Portada dibujada por Mònica Casamor Martinell

ENTREVISTA:

Me han leído de partes de toda España, incluso de México

 

Leer primer capítulo

 

Primer capítulo

EL ESQUELETO DEL DRAGÓN (PRÓLOGO)

 

            La explosión destrozó la gigantesca puerta levantando una nube de polvo. Los dos guardianes agarraron con determinación sus lanzas, preparándose para lo peor; sabían que cualquiera que fuera capaz de entrar a la fuerza en la Cámara de las Armas Prohibidas resultaría un adversario imposible de derrotar.

            La humareda se abrió de repente dejando paso a una mujer de rostro sereno y pálido, ligeramente azulado, labios morados y pelo corto y blanco, con una chaqueta gris estilo militar que le llegaba hasta los tobillos.

            —¡E… Eveïn Axracsé! –gritó uno de los guardianes procurando que no se le notara el temblor en la voz.

            La intrusa, ignorándolos por completo, cruzó por delante de ellos con ritmo pausado y decidido. Más asustados que indignados, los dos guardianes atacaron a Eveïn por la espalda con sus lanzas; antes de que las hojas de metal la alcanzaran, ambos cayeron fulminados en el acto.

            Eveïn, sin ni siquiera detenerse a pestañear, continuó avanzando hacia el fondo de la sala donde se hallaba un escudo tres veces mayor que ella con forma de medio cráneo alargado, rodeado de una columna de luz anaranjada y custodiado por otro guerrero alto y musculoso con un hacha en cada mano que sonreía nervioso:

            —Eres buena. No obstante, te equivocas si crees que conmigo te…

            —Aparta –ordenó la mujer poniendo su mano en el costado de aquel hombre y lanzándolo contra una pared, en la cual se comenta que sigue empotrado.

            Tras eliminar la energía que lo protegía, Eveïn agarró el escudo con suave firmeza. “Una pieza más y habré completado al Dragón”, pensó mientras un gigante gordo y barbudo se le acercaba por detrás.

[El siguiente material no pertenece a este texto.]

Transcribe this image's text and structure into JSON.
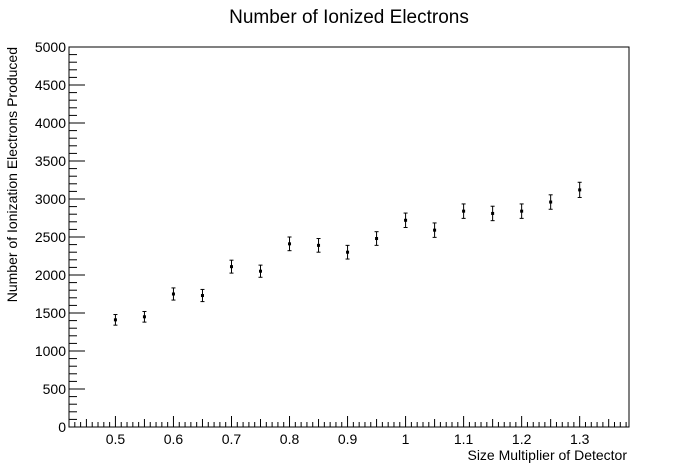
{
  "chart_data": {
    "type": "scatter",
    "title": "Number of Ionized Electrons",
    "xlabel": "Size Multiplier of Detector",
    "ylabel": "Number of Ionization Electrons Produced",
    "xlim": [
      0.42,
      1.385
    ],
    "ylim": [
      0,
      5000
    ],
    "x_ticks": [
      "0.5",
      "0.6",
      "0.7",
      "0.8",
      "0.9",
      "1",
      "1.1",
      "1.2",
      "1.3"
    ],
    "y_ticks": [
      "0",
      "500",
      "1000",
      "1500",
      "2000",
      "2500",
      "3000",
      "3500",
      "4000",
      "4500",
      "5000"
    ],
    "grid": false,
    "x": [
      0.5,
      0.55,
      0.6,
      0.65,
      0.7,
      0.75,
      0.8,
      0.85,
      0.9,
      0.95,
      1.0,
      1.05,
      1.1,
      1.15,
      1.2,
      1.25,
      1.3
    ],
    "y": [
      1410,
      1450,
      1750,
      1730,
      2110,
      2050,
      2410,
      2390,
      2300,
      2480,
      2720,
      2590,
      2840,
      2810,
      2840,
      2960,
      3120
    ],
    "yerr": [
      70,
      70,
      80,
      80,
      85,
      80,
      90,
      90,
      90,
      90,
      95,
      95,
      95,
      95,
      95,
      95,
      100
    ]
  }
}
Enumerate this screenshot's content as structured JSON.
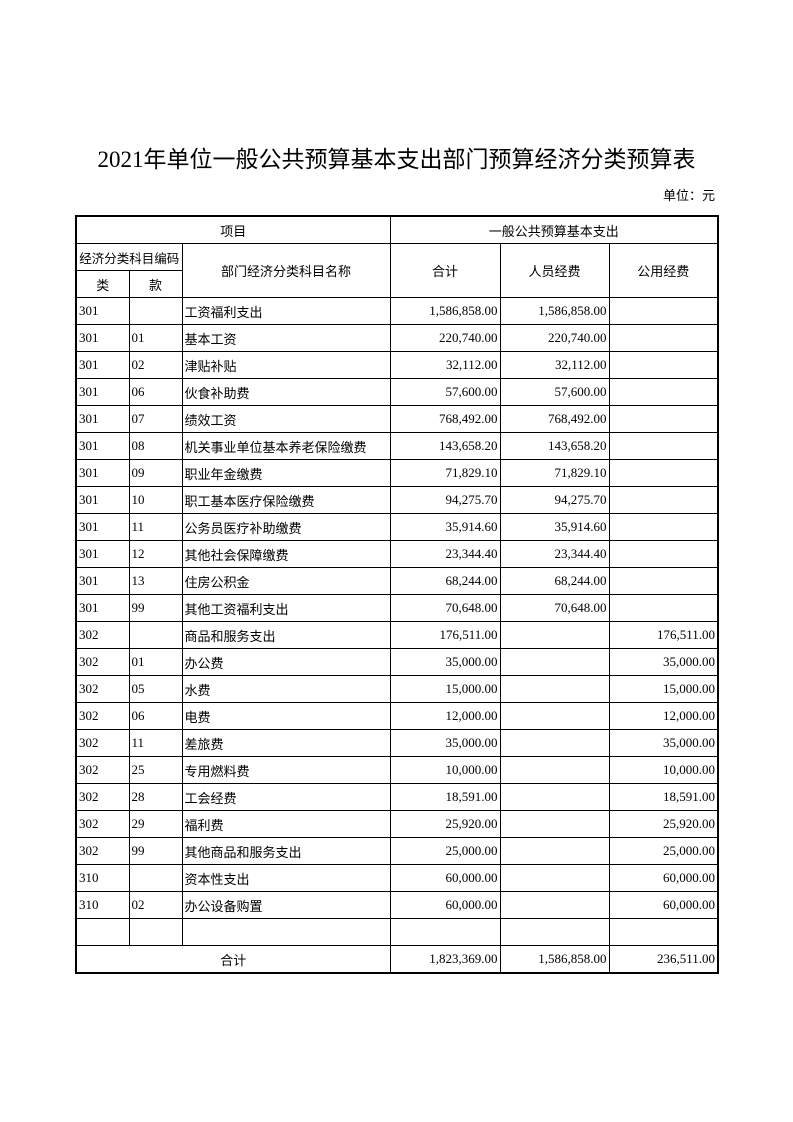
{
  "title": "2021年单位一般公共预算基本支出部门预算经济分类预算表",
  "unit": "单位：元",
  "table": {
    "header": {
      "item": "项目",
      "budget": "一般公共预算基本支出",
      "code": "经济分类科目编码",
      "name": "部门经济分类科目名称",
      "total": "合计",
      "personnel": "人员经费",
      "public": "公用经费",
      "class": "类",
      "section": "款"
    },
    "rows": [
      [
        "301",
        null,
        "工资福利支出",
        "1,586,858.00",
        "1,586,858.00",
        null
      ],
      [
        "301",
        "01",
        "基本工资",
        "220,740.00",
        "220,740.00",
        null
      ],
      [
        "301",
        "02",
        "津贴补贴",
        "32,112.00",
        "32,112.00",
        null
      ],
      [
        "301",
        "06",
        "伙食补助费",
        "57,600.00",
        "57,600.00",
        null
      ],
      [
        "301",
        "07",
        "绩效工资",
        "768,492.00",
        "768,492.00",
        null
      ],
      [
        "301",
        "08",
        "机关事业单位基本养老保险缴费",
        "143,658.20",
        "143,658.20",
        null
      ],
      [
        "301",
        "09",
        "职业年金缴费",
        "71,829.10",
        "71,829.10",
        null
      ],
      [
        "301",
        "10",
        "职工基本医疗保险缴费",
        "94,275.70",
        "94,275.70",
        null
      ],
      [
        "301",
        "11",
        "公务员医疗补助缴费",
        "35,914.60",
        "35,914.60",
        null
      ],
      [
        "301",
        "12",
        "其他社会保障缴费",
        "23,344.40",
        "23,344.40",
        null
      ],
      [
        "301",
        "13",
        "住房公积金",
        "68,244.00",
        "68,244.00",
        null
      ],
      [
        "301",
        "99",
        "其他工资福利支出",
        "70,648.00",
        "70,648.00",
        null
      ],
      [
        "302",
        null,
        "商品和服务支出",
        "176,511.00",
        null,
        "176,511.00"
      ],
      [
        "302",
        "01",
        "办公费",
        "35,000.00",
        null,
        "35,000.00"
      ],
      [
        "302",
        "05",
        "水费",
        "15,000.00",
        null,
        "15,000.00"
      ],
      [
        "302",
        "06",
        "电费",
        "12,000.00",
        null,
        "12,000.00"
      ],
      [
        "302",
        "11",
        "差旅费",
        "35,000.00",
        null,
        "35,000.00"
      ],
      [
        "302",
        "25",
        "专用燃料费",
        "10,000.00",
        null,
        "10,000.00"
      ],
      [
        "302",
        "28",
        "工会经费",
        "18,591.00",
        null,
        "18,591.00"
      ],
      [
        "302",
        "29",
        "福利费",
        "25,920.00",
        null,
        "25,920.00"
      ],
      [
        "302",
        "99",
        "其他商品和服务支出",
        "25,000.00",
        null,
        "25,000.00"
      ],
      [
        "310",
        null,
        "资本性支出",
        "60,000.00",
        null,
        "60,000.00"
      ],
      [
        "310",
        "02",
        "办公设备购置",
        "60,000.00",
        null,
        "60,000.00"
      ],
      [
        null,
        null,
        null,
        null,
        null,
        null
      ]
    ],
    "footer": {
      "label": "合计",
      "total": "1,823,369.00",
      "personnel": "1,586,858.00",
      "public": "236,511.00"
    }
  }
}
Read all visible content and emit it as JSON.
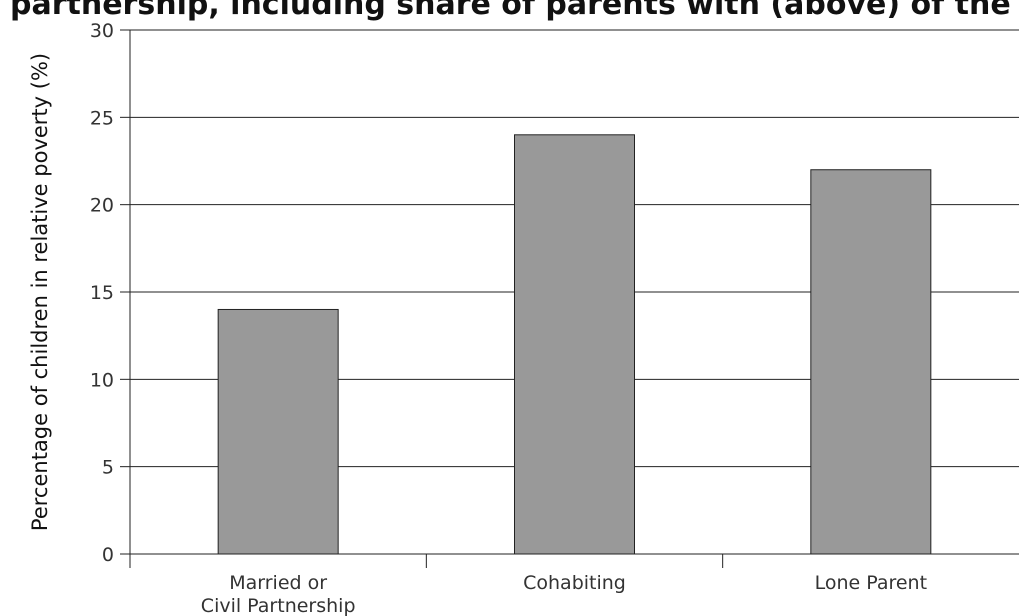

            —Me alegro que hayáis obtenido lo que buscabais, mi señora –dijo el gigante, pero ella no le hizo mucho caso. No estaría satisfecha hasta que no se apoderara de la última arma. Y sabía en qué planeta se encontraba; sólo era cuestión de tiempo–. Disculpe que la desanime, mi señora, pero he oído que Her Kraizent acaba de trasladarse a ese planeta. Sospecho que no se trata de una mera coincidencia.

            —No importa –soltó sin mostrar ninguna emoción–. Nadie, ni siquiera el Guardián de Secretos, me impedirá resucitar a Nhord-Ghrat.

 

CAPÍTULO 1 (MI NOMBRE ES…)

 

            —¡Eh, tú! ¡Niñata cuatro ojos!

            Sin duda se referían a mí, así que giré la cabeza. Una chica de dos cursos por delante del mío pero cuatro años mayor y con pinta de macarrilla me señalaba con el dedo adoptando una pose amenazadora; la acompañaban tres seguidoras que no tardaron en rodearme.

            —Venga, préstame algo –me dijo la líder hurgándome los bolsillos de la chaqueta y de los tejanos–. Bah, eres una pobretona. ¿Es que no llevas ni un céntimo encima o qué?

            —Es que mis padres no me dejan traer dinero –intenté justificarme. Aunque no sabía por qué tenía que hacerlo, sabía que tenía que hacerlo.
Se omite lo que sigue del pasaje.